Crack Progression: Dari Habibie untuk Penerbangan Dunia

| 12 Sep 2019 14:22
<i>Crack Progression</i>: Dari Habibie untuk Penerbangan Dunia
BJ Habibie (Instagram/b.jhabibie)
Jakarta, era.id - Bacharuddin Jusuf Habibie meninggal di usia 83 tahun. Dunia ilmu pengetahuan kehilangan pemikir terbaiknya. Sejak sumbangsihnya, dunia penerbangan mengenal berbagai terobosan yang tak hanya menciptakan efisiensi operasi, tapi juga meningkatkan level keamanan penerbangan. Selamat jalan Mr Crack. Terimakasih untuk Teori Habibie, Faktor Habibie dan Fungsi Habibie yang kau perkenalkan.

Kiprah Habibie sebagai ilmuwan di bidang dirgantara menanjak sejak 1960-an, ketika musibah seringkali menimpa dunia penerbangan. Kebanyakan kasus kecelakaan pesawat saat itu disebabkan kerusakan tak terdeteksi pada bodi pesawat. Keterbatasan teknologi membuat perkara rawan ini sulit dibenahi.

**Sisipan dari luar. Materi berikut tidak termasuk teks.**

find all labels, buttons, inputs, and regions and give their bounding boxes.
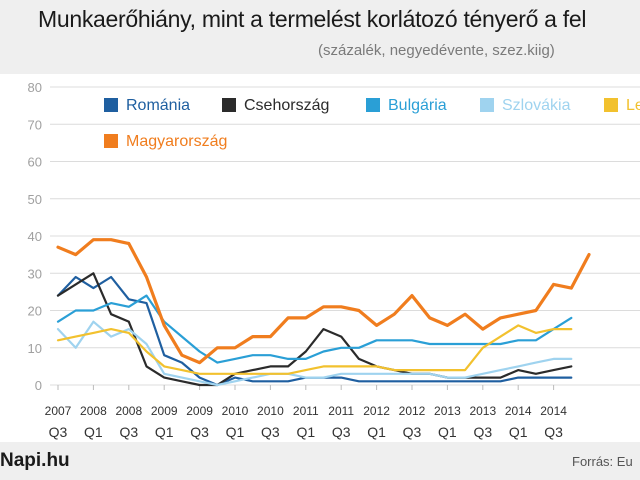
x-tick-year: 2010 [222, 404, 249, 418]
logo-text: Napi.hu [0, 450, 70, 471]
x-tick-quarter: Q3 [261, 424, 280, 440]
series-line [56, 324, 573, 375]
x-tick-year: 2011 [293, 404, 319, 418]
legend-label: Bulgária [388, 97, 447, 114]
x-tick-quarter: Q1 [155, 424, 174, 440]
x-tick-quarter: Q3 [544, 424, 563, 440]
x-tick-quarter: Q1 [438, 424, 457, 440]
series-line [56, 272, 573, 387]
x-tick-year: 2013 [434, 404, 461, 418]
x-tick-year: 2007 [45, 404, 72, 418]
legend-swatch [104, 134, 118, 148]
x-tick-quarter: Q3 [190, 424, 209, 440]
x-tick-year: 2014 [540, 404, 567, 418]
legend-label: Lengyelország [626, 97, 640, 114]
source-note: Forrás: Eu [572, 454, 633, 469]
y-tick-label: 60 [28, 155, 42, 170]
x-tick-quarter: Q3 [403, 424, 422, 440]
legend-swatch [480, 98, 494, 112]
y-axis-ticks: 0 10 20 30 40 50 60 70 80 [28, 80, 42, 393]
x-tick-quarter: Q1 [296, 424, 315, 440]
x-tick-quarter: Q1 [509, 424, 528, 440]
legend-label: Csehország [244, 97, 329, 114]
napi-logo: Napi.hu [0, 450, 70, 472]
y-tick-label: 20 [28, 304, 42, 319]
y-tick-label: 10 [28, 341, 42, 356]
series-line [56, 238, 591, 365]
y-tick-label: 40 [28, 229, 42, 244]
legend-label: Szlovákia [502, 97, 571, 114]
series-lines [56, 238, 591, 387]
x-tick-year: 2012 [399, 404, 426, 418]
legend-swatch [366, 98, 380, 112]
x-tick-quarter: Q1 [84, 424, 103, 440]
x-tick-quarter: Q1 [367, 424, 386, 440]
legend-label: Magyarország [126, 133, 227, 150]
legend-swatch [604, 98, 618, 112]
x-tick-year: 2013 [469, 404, 496, 418]
chart-header: Munkaerőhiány, mint a termelést korlátoz… [0, 0, 640, 74]
x-tick-quarter: Q3 [332, 424, 351, 440]
x-tick-year: 2008 [80, 404, 107, 418]
y-tick-label: 50 [28, 192, 42, 207]
chart-title: Munkaerőhiány, mint a termelést korlátoz… [38, 6, 587, 32]
x-tick-year: 2010 [257, 404, 284, 418]
y-tick-label: 0 [35, 378, 42, 393]
x-tick-year: 2008 [115, 404, 142, 418]
chart-footer: Napi.hu Forrás: Eu [0, 442, 640, 480]
x-axis-ticks: 2007 Q3 2008 Q1 2008 Q3 2009 Q1 2009 Q3 2010 Q1 2010… [45, 385, 567, 440]
legend-swatch [222, 98, 236, 112]
x-tick-year: 2014 [505, 404, 532, 418]
y-tick-label: 30 [28, 266, 42, 281]
x-tick-quarter: Q3 [119, 424, 138, 440]
legend: Románia Csehország Bulgária Szlovákia Lengye… [104, 97, 640, 150]
y-tick-label: 70 [28, 117, 42, 132]
series-line [56, 320, 573, 387]
x-tick-quarter: Q1 [226, 424, 245, 440]
chart-subtitle: (százalék, negyedévente, szez.kiig) [318, 42, 555, 59]
line-chart: 0 10 20 30 40 50 60 70 80 2007 Q3 2008 Q1 2008 Q3 2009… [28, 80, 640, 440]
y-tick-label: 80 [28, 80, 42, 95]
x-tick-quarter: Q3 [49, 424, 68, 440]
series-line [56, 294, 573, 364]
x-tick-quarter: Q3 [473, 424, 492, 440]
x-tick-year: 2011 [328, 404, 354, 418]
x-tick-year: 2009 [186, 404, 213, 418]
x-tick-year: 2009 [151, 404, 178, 418]
x-tick-year: 2012 [363, 404, 390, 418]
legend-label: Románia [126, 97, 190, 114]
legend-swatch [104, 98, 118, 112]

Saat itu, banyak temuan menyatakan 'kelelahan' (fatigue) di bagian sambungan antara sayap-badan pesawat dan sayap-dudukan mesin jadi titik paling rentan. Kelelahan yang dimaksud merujuk pada kondisi konstruksi pesawat ketika beroperasi. Struktur penyangga pesawat itu konsisten menahan tekanan selama pesawat dioperasikan, terutama saat take off, landing atau mengalami turbulensi.

Meski terlihat kokoh, bagian sayap dan bodi pesawat sejatinya dipenuhi rongga-ronga super kecil seukuran atom. Rongga-rongga itu akan tertutup ketika pesawat menghadapi tiga situasi di atas. Tertutupnya rongga itu memperberat beban pesawat menahan tekanan. Permasalahan ini membuat banyak perusahaan manufaktur penerbangan kebingungan.

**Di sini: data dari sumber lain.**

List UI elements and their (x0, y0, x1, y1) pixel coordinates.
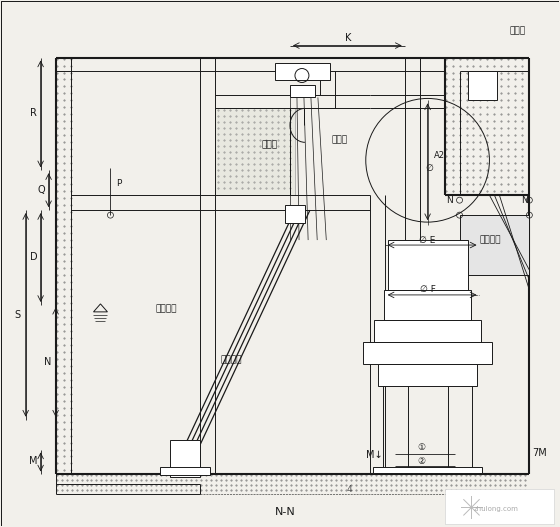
Text: K: K (344, 33, 351, 43)
Text: 启闭机: 启闭机 (332, 136, 348, 145)
Text: R: R (30, 109, 37, 119)
Bar (373, 467, 483, 473)
Text: S: S (15, 310, 21, 320)
Text: P: P (116, 179, 121, 188)
Text: zhulong.com: zhulong.com (474, 506, 519, 512)
Text: 老污槽: 老污槽 (262, 141, 278, 150)
Text: D: D (30, 252, 38, 262)
Text: 矩形闸门: 矩形闸门 (220, 355, 242, 364)
Text: N: N (521, 196, 528, 204)
Text: 穿墙管: 穿墙管 (510, 26, 525, 35)
Bar (388, 240, 468, 290)
Text: M↓: M↓ (366, 450, 383, 460)
Bar (460, 215, 529, 275)
Bar (445, 490, 554, 524)
Bar (160, 467, 210, 475)
Bar (378, 364, 478, 386)
Bar (285, 205, 305, 223)
Text: ②: ② (418, 457, 426, 466)
Text: 浮笩拍门: 浮笩拍门 (479, 236, 501, 245)
Text: 4: 4 (347, 485, 353, 494)
Text: N-N: N-N (274, 508, 295, 518)
Bar (468, 71, 497, 101)
Circle shape (299, 73, 305, 79)
Text: M: M (30, 456, 38, 466)
Bar (215, 109, 295, 195)
Bar (290, 85, 315, 97)
Bar (170, 440, 200, 477)
Text: Q: Q (38, 185, 45, 195)
Text: A2: A2 (434, 151, 445, 160)
Text: ①: ① (418, 443, 426, 452)
Bar (384, 290, 472, 320)
Text: ∅ F: ∅ F (419, 286, 436, 295)
Text: ∅: ∅ (426, 164, 433, 173)
Text: N: N (44, 357, 52, 367)
Text: 7M: 7M (532, 447, 547, 457)
Text: 最低水位: 最低水位 (155, 305, 177, 314)
Bar (363, 342, 492, 364)
Bar (374, 320, 482, 342)
Bar (275, 63, 330, 81)
Text: ∅ E: ∅ E (419, 236, 436, 245)
Text: N: N (446, 196, 453, 204)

Saat itulah Habibie muncul dan memperkenalkan teori Crack Progression. Teori ini digunakan untuk memprediksi titik mula retakan pada sayap pesawat. Dalam teori ini, Habibie melakukan penghitungan amat detail hingga presisi hitungannya mencapai tingkat atom. Penemuan ini jadi salah satu yang terbesar dan paling berpengaruh bagi industri penerbangan.

Doktor kelahiran Pare Pare, Sulawesi Selatan itu kemudian mendapat julukan Mr Crack. Usia Habibie saat itu masih 32 tahun. Meski berperawakan kecil, Habibie selalu tampil energetik. Teori Crack Progression pun terus lestari hingga kini, mengantar jutaan orang berpindah tempat melintasi udara. Selain Crack Progression, teori ini juga disebut sebagai Theory of Habibie.

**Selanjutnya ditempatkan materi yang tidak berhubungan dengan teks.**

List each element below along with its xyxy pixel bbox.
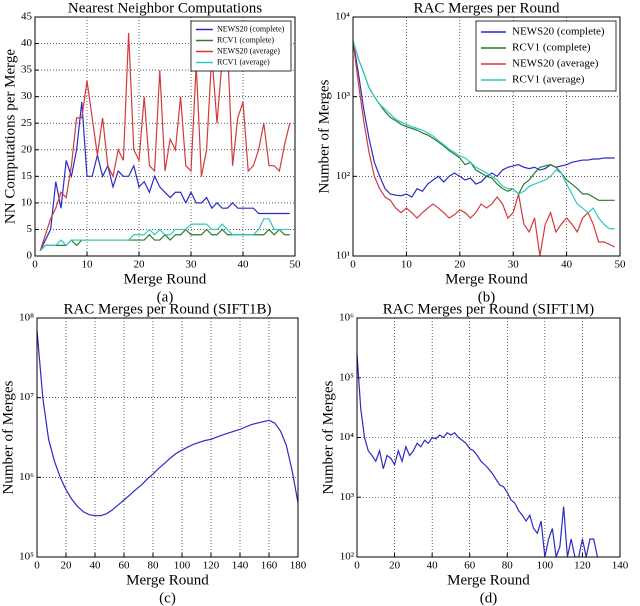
legend-label: RCV1 (complete) (512, 42, 591, 54)
y-tick-label: 10⁶ (19, 471, 34, 483)
x-tick-label: 50 (615, 259, 627, 271)
y-tick-label: 15 (21, 170, 33, 182)
x-tick-label: 20 (134, 259, 146, 271)
y-axis-label: Number of Merges (0, 380, 16, 494)
caption: (c) (159, 590, 176, 606)
x-axis-label: Merge Round (447, 572, 530, 588)
y-tick-label: 35 (21, 64, 33, 76)
x-tick-label: 0 (354, 560, 360, 572)
x-axis-label: Merge Round (124, 271, 207, 287)
legend-label: RCV1 (average) (512, 74, 585, 86)
x-tick-label: 160 (261, 560, 278, 572)
plot-frame (356, 317, 621, 558)
legend-label: NEWS20 (complete) (512, 26, 605, 38)
x-tick-label: 60 (119, 560, 131, 572)
chart-title: RAC Merges per Round (414, 0, 560, 16)
x-tick-label: 100 (537, 560, 554, 572)
y-tick-label: 10³ (336, 90, 351, 102)
legend-label: NEWS20 (complete) (217, 24, 285, 33)
panel: 0 20 40 60 80 100 120 140 160 180 10⁵ 10⁶ 10⁷ 10⁸ RAC … (0, 301, 306, 606)
x-tick-label: 100 (174, 560, 191, 572)
chart-title: RAC Merges per Round (SIFT1M) (383, 301, 594, 317)
y-tick-label: 20 (21, 143, 33, 155)
x-tick-label: 20 (389, 560, 401, 572)
x-tick-label: 40 (561, 259, 573, 271)
x-tick-label: 80 (148, 560, 160, 572)
series-line (357, 353, 599, 557)
panel: 0 10 20 30 40 50 10¹ 10² 10³ 10⁴ RAC Merges per Ro… (316, 0, 626, 305)
x-tick-label: 40 (238, 259, 250, 271)
series-line (353, 40, 615, 201)
y-tick-label: 25 (21, 117, 33, 129)
y-tick-label: 45 (21, 11, 33, 23)
x-tick-label: 140 (612, 560, 629, 572)
caption: (b) (478, 289, 496, 305)
y-tick-label: 10⁷ (19, 391, 34, 403)
y-tick-label: 30 (21, 90, 33, 102)
y-tick-label: 10⁸ (19, 312, 34, 324)
panel: 0 10 20 30 40 50 0 5 10 15 20 25 30 35 40 45 Nearest Nei… (2, 0, 301, 305)
x-axis-label: Merge Round (126, 572, 209, 588)
y-tick-label: 40 (21, 37, 33, 49)
x-tick-label: 60 (464, 560, 476, 572)
y-tick-label: 10¹ (336, 250, 350, 262)
x-tick-label: 40 (90, 560, 102, 572)
x-axis-label: Merge Round (445, 271, 528, 287)
legend-label: RCV1 (complete) (217, 35, 274, 44)
series-line (39, 101, 290, 251)
y-tick-label: 10² (340, 551, 355, 563)
x-tick-label: 30 (186, 259, 198, 271)
series-line (39, 218, 290, 252)
y-tick-label: 10⁶ (339, 312, 354, 324)
y-tick-label: 10² (336, 170, 351, 182)
y-tick-label: 10³ (340, 491, 355, 503)
legend-label: NEWS20 (average) (217, 46, 280, 55)
legend-label: NEWS20 (average) (512, 58, 599, 70)
legend-label: RCV1 (average) (217, 57, 270, 66)
y-tick-label: 5 (27, 223, 33, 235)
chart-title: RAC Merges per Round (SIFT1B) (63, 301, 271, 317)
x-tick-label: 20 (454, 259, 466, 271)
y-tick-label: 10 (21, 196, 33, 208)
series-line (37, 330, 298, 517)
y-axis-label: Number of Merges (320, 380, 336, 494)
y-tick-label: 10⁴ (335, 11, 350, 23)
y-tick-label: 10⁴ (339, 431, 354, 443)
x-tick-label: 10 (401, 259, 413, 271)
panel: 0 20 40 60 80 100 120 140 10² 10³ 10⁴ 10⁵ 10⁶ RAC Mer… (320, 301, 628, 606)
caption: (a) (157, 289, 174, 305)
x-tick-label: 120 (574, 560, 591, 572)
series-line (353, 40, 615, 230)
x-tick-label: 140 (232, 560, 249, 572)
y-axis-label: NN Computations per Merge (2, 49, 18, 224)
y-axis-label: Number of Merges (316, 79, 332, 193)
x-tick-label: 50 (290, 259, 302, 271)
x-tick-label: 0 (32, 259, 38, 271)
series-line (353, 40, 615, 256)
series-line (39, 32, 291, 251)
y-tick-label: 10⁵ (19, 551, 34, 563)
x-tick-label: 30 (508, 259, 520, 271)
x-tick-label: 180 (290, 560, 307, 572)
chart-title: Nearest Neighbor Computations (68, 0, 262, 16)
plot-frame (34, 16, 296, 257)
caption: (d) (480, 590, 498, 606)
y-tick-label: 10⁵ (339, 371, 354, 383)
y-tick-label: 0 (27, 250, 33, 262)
x-tick-label: 0 (350, 259, 356, 271)
series-line (353, 40, 615, 198)
x-tick-label: 40 (427, 560, 439, 572)
x-tick-label: 80 (502, 560, 514, 572)
plot-frame (36, 317, 299, 558)
x-tick-label: 20 (61, 560, 73, 572)
plot-frame (352, 16, 621, 257)
x-tick-label: 10 (82, 259, 94, 271)
x-tick-label: 120 (203, 560, 220, 572)
x-tick-label: 0 (34, 560, 40, 572)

Miniatur pesawat buatan Habibie, R80 (Instagram/b.jhabibie)

Meningkatkan standar operasi

Teori Crack Progression telah meningkatkan standar keamanan penerbangan. Tak hanya mengurangi risiko kecelakaan, teori ini juga menciptakan metode perawatan pesawat yang lebih efisien, mudah dan murah.

Sebelum Crack Progression, para insinyur menghadapi kondisi kelelahan' pesawat dengan meningkatkan safety factor (SF). Caranya, mereka meningkatkan kekuatan konstruksi hingga melampaui kebutuhan teoritisnya.

Buntutnya, operasional pesawat kedodoran. Peningkatan kekuatan konstruksi menyebabkan bobot pesawat meningkat berkali lipat. Dengan kondisi itu pesawat jadi sulit bermanuver dan mengonsumsi lebih banyak bahan bakar, pastinya.

Dengan Crack Progression, para insinyur di bidang manufaktur dapat memformulasikan kebutuhan konstruksi pesawat dengan operasionalisasinya. Para insinyur dapat mengurangi SF dan memangkas bobot pesawat untuk meningkatkan efisiensi operasi.

Belakangan, para insinyur berhasil menurunkan bobot pesawat hingga 10 persen. Bahkan, dengan mengadaptasi formulasi konstruksi yang dibentuk Habibie --mengganti baja dengan material kompsit, mereka berhasil mengurangi berat pesawat hingga 25 persen.

Temuan ini turut mengangkat karier Habibie. Beberapa waktu setelah temuan itu, Habibie diangkat menjadi Vice President di salah satu perusahaan penerbangan terbesar di Jerman saat itu: Messerschmitt Boelkow Blohm GmbH (MBB). Habibie kala itu jadi satu-satunya orang non-Bavarian yang berhasil menduduki posisi setingkat itu.